Так что я еще раз от лица всех представителей моей профессии хочу извиниться за то, что у нас здесь всё так непросто. На самом деле существует много прекрасно обученных психотерапевтов и врачей. Я встретила немало таких специалистов, пока работала над своим горем начиная с самых ранних его стадий. Если вы обращались за профессиональной поддержкой и разочаровались, то, пожалуйста, продолжайте ее искать. Хорошие люди есть, и они вас ждут. (И посмотрите раздел «Интернет-ресурсы» в конце книги: возможно, он поможет вам начать поиск.)

«Согласно некоторым клиническим диагностическим критериям, я страдаю от депрессии умеренного или тяжелого уровня, у меня повышенная тревожность.
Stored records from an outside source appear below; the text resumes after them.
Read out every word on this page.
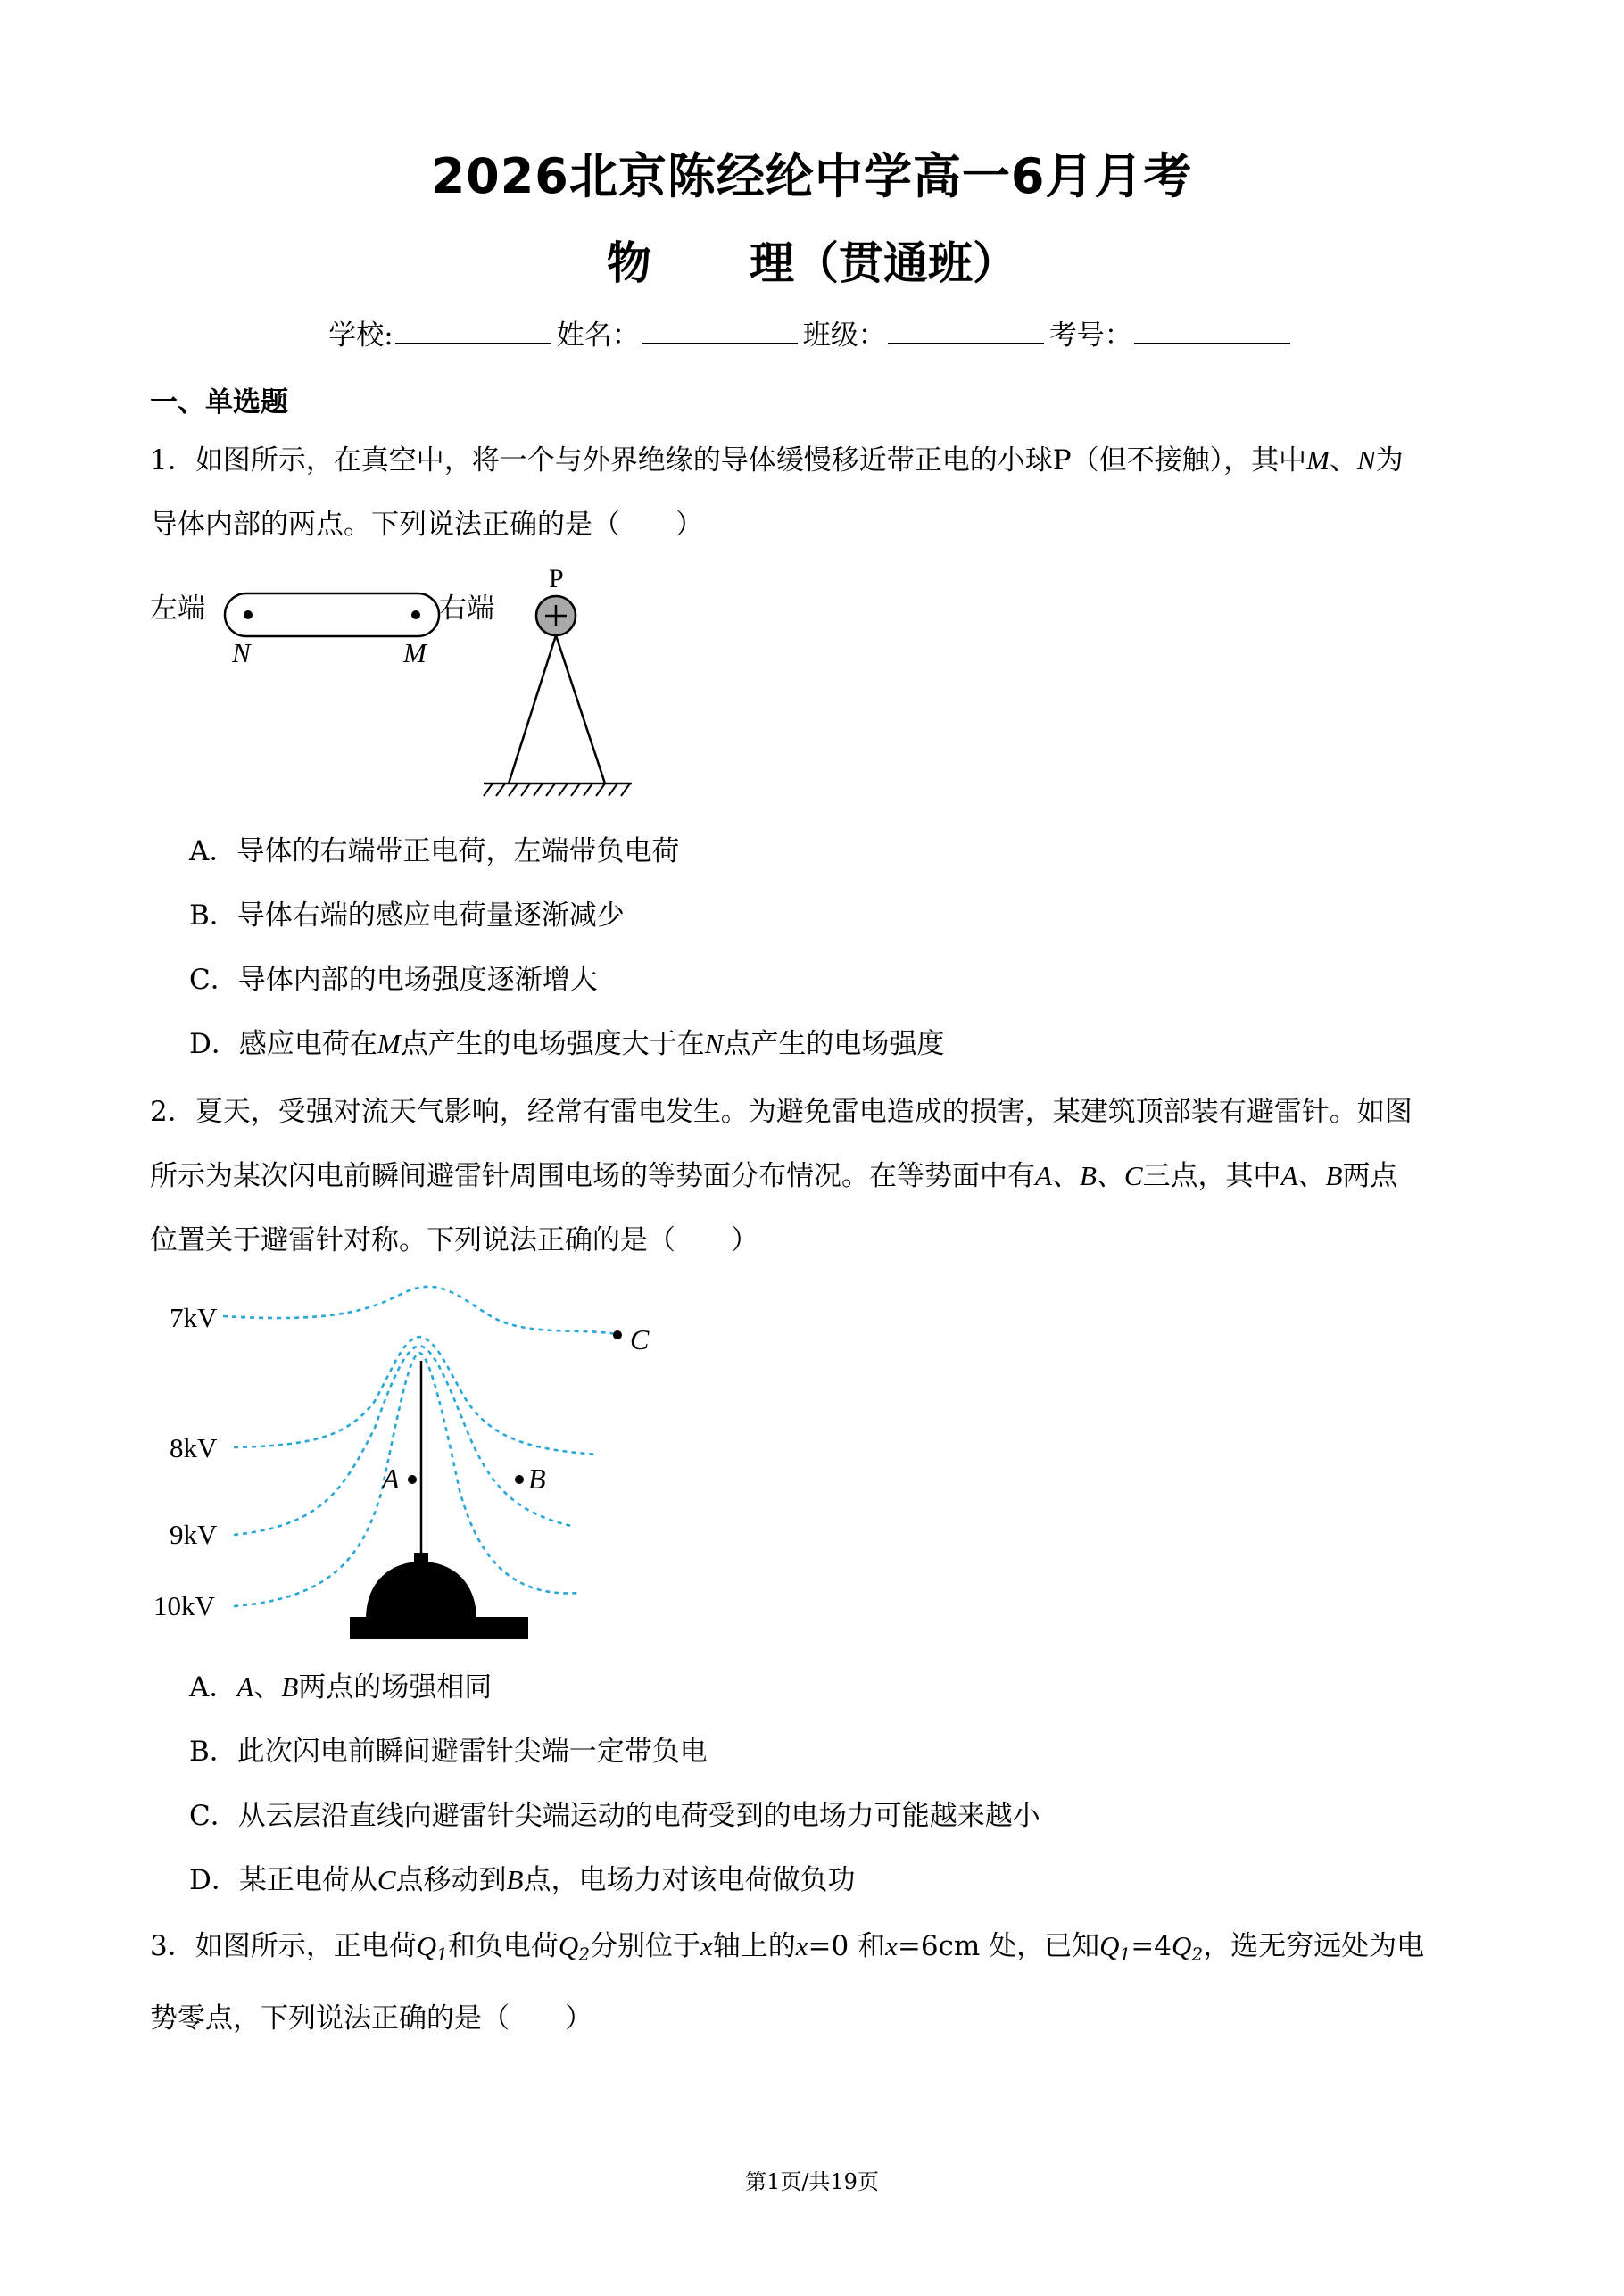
2026北京陈经纶中学高一6月月考
物 理（贯通班）
学校:	姓名：	班级：	考号：
一、单选题
1．如图所示，在真空中，将一个与外界绝缘的导体缓慢移近带正电的小球P（但不接触），其中M、N为
导体内部的两点。下列说法正确的是（　　）
左端
N	M
右端
P
A．导体的右端带正电荷，左端带负电荷
B．导体右端的感应电荷量逐渐减少
C．导体内部的电场强度逐渐增大
D．感应电荷在M点产生的电场强度大于在N点产生的电场强度
2．夏天，受强对流天气影响，经常有雷电发生。为避免雷电造成的损害，某建筑顶部装有避雷针。如图
所示为某次闪电前瞬间避雷针周围电场的等势面分布情况。在等势面中有A、B、C三点，其中A、B两点
位置关于避雷针对称。下列说法正确的是（　　）
A	B
C
7kV
8kV
9kV
10kV
A．A、B两点的场强相同
B．此次闪电前瞬间避雷针尖端一定带负电
C．从云层沿直线向避雷针尖端运动的电荷受到的电场力可能越来越小
D．某正电荷从C点移动到B点，电场力对该电荷做负功
3．如图所示，正电荷$Q_1$和负电荷$Q_2$分别位于x轴上的x=0 和x=6cm 处，已知$Q_1=4Q_2$，选无穷远处为电
势零点，下列说法正确的是（　　）
第1页/共19页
Мой психотерапевт предлагает попробовать антидепрессанты и когнитивно-поведенческую терапию онлайн. Я выхожу от него в еще худшем состоянии, чем пришла. Оказывается, я теперь не просто горюю – я еще и душевнобольная. В Национальной службе здравоохранения используется онлайн-тест, который это подтверждает. Очевидно, это правда: я неправильно горюю. Я пытаюсь не допускать такой мысли, но вновь возвращаюсь к ней: наверное, пора мне уже перестать тосковать. Я уже исчерпала положенный шестимесячный срок».
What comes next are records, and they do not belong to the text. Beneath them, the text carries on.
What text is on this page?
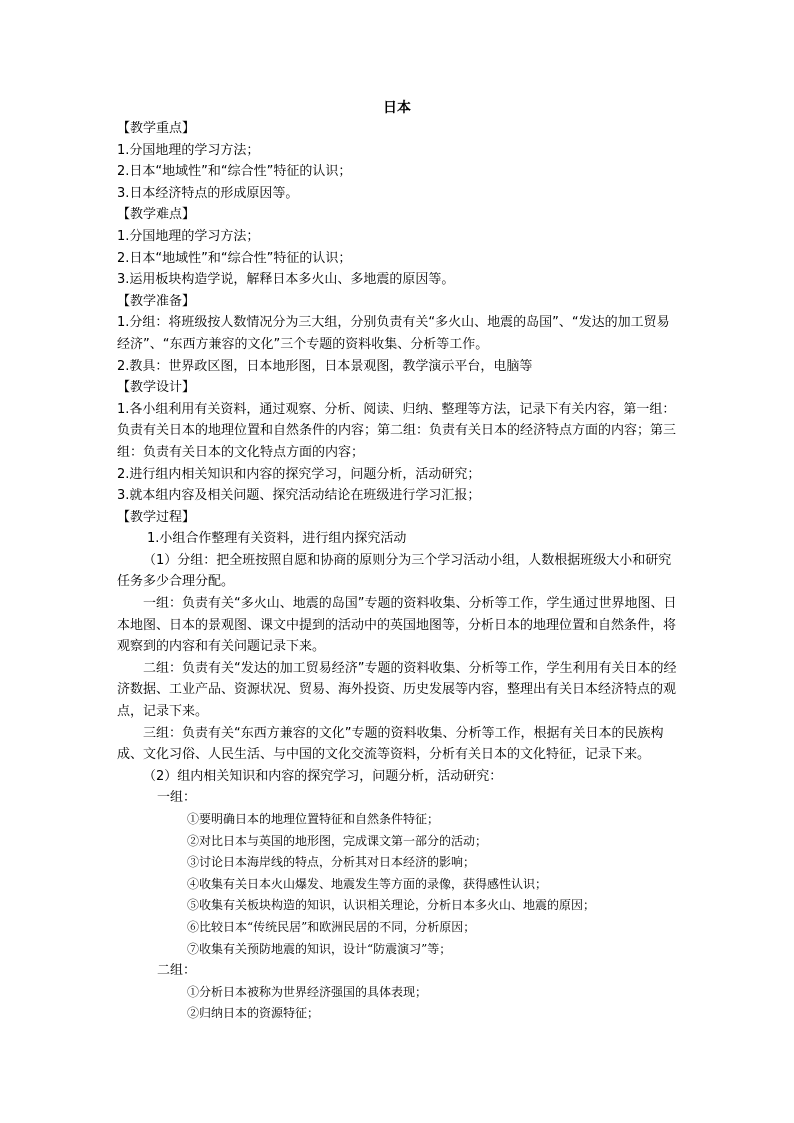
日本

【教学重点】

1.分国地理的学习方法；

2.日本“地域性”和“综合性”特征的认识；

3.日本经济特点的形成原因等。

【教学难点】

1.分国地理的学习方法；

2.日本“地域性”和“综合性”特征的认识；

3.运用板块构造学说，解释日本多火山、多地震的原因等。

【教学准备】

1.分组：将班级按人数情况分为三大组，分别负责有关“多火山、地震的岛国”、“发达的加工贸易经济”、“东西方兼容的文化”三个专题的资料收集、分析等工作。

2.教具：世界政区图，日本地形图，日本景观图，教学演示平台，电脑等

【教学设计】

1.各小组利用有关资料，通过观察、分析、阅读、归纳、整理等方法，记录下有关内容，第一组：负责有关日本的地理位置和自然条件的内容；第二组：负责有关日本的经济特点方面的内容；第三组：负责有关日本的文化特点方面的内容；

2.进行组内相关知识和内容的探究学习，问题分析，活动研究；

3.就本组内容及相关问题、探究活动结论在班级进行学习汇报；

【教学过程】

1.小组合作整理有关资料，进行组内探究活动

（1）分组：把全班按照自愿和协商的原则分为三个学习活动小组，人数根据班级大小和研究任务多少合理分配。

一组：负责有关“多火山、地震的岛国”专题的资料收集、分析等工作，学生通过世界地图、日本地图、日本的景观图、课文中提到的活动中的英国地图等，分析日本的地理位置和自然条件，将观察到的内容和有关问题记录下来。

二组：负责有关“发达的加工贸易经济”专题的资料收集、分析等工作，学生利用有关日本的经济数据、工业产品、资源状况、贸易、海外投资、历史发展等内容，整理出有关日本经济特点的观点，记录下来。

三组：负责有关“东西方兼容的文化”专题的资料收集、分析等工作，根据有关日本的民族构成、文化习俗、人民生活、与中国的文化交流等资料，分析有关日本的文化特征，记录下来。

（2）组内相关知识和内容的探究学习，问题分析，活动研究：

一组：

①要明确日本的地理位置特征和自然条件特征；

②对比日本与英国的地形图，完成课文第一部分的活动；

③讨论日本海岸线的特点，分析其对日本经济的影响；

④收集有关日本火山爆发、地震发生等方面的录像，获得感性认识；

⑤收集有关板块构造的知识，认识相关理论，分析日本多火山、地震的原因；

⑥比较日本“传统民居”和欧洲民居的不同，分析原因；

⑦收集有关预防地震的知识，设计“防震演习”等；

二组：

①分析日本被称为世界经济强国的具体表现；

②归纳日本的资源特征；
Беверли Уорд, участница курса «Писать свое горе», о смерти своего партнера
Бабочки, радуга и культура преображения

Невежество нашей культуры в отношении горя подпитывается из многих источников. Столь многое стоит за этими упрощающими, на первый взгляд безобидными банальностями! Мы уже говорили о восприятии горевания как проблемы, которую надо решать: именно на этой идее основано большинство высказываний окружающих о вашем состоянии. Но корни нашей незнакомой с горем культуры лежат глубже. Широкое распространение неверно понятой медицинской модели – это лишь начало.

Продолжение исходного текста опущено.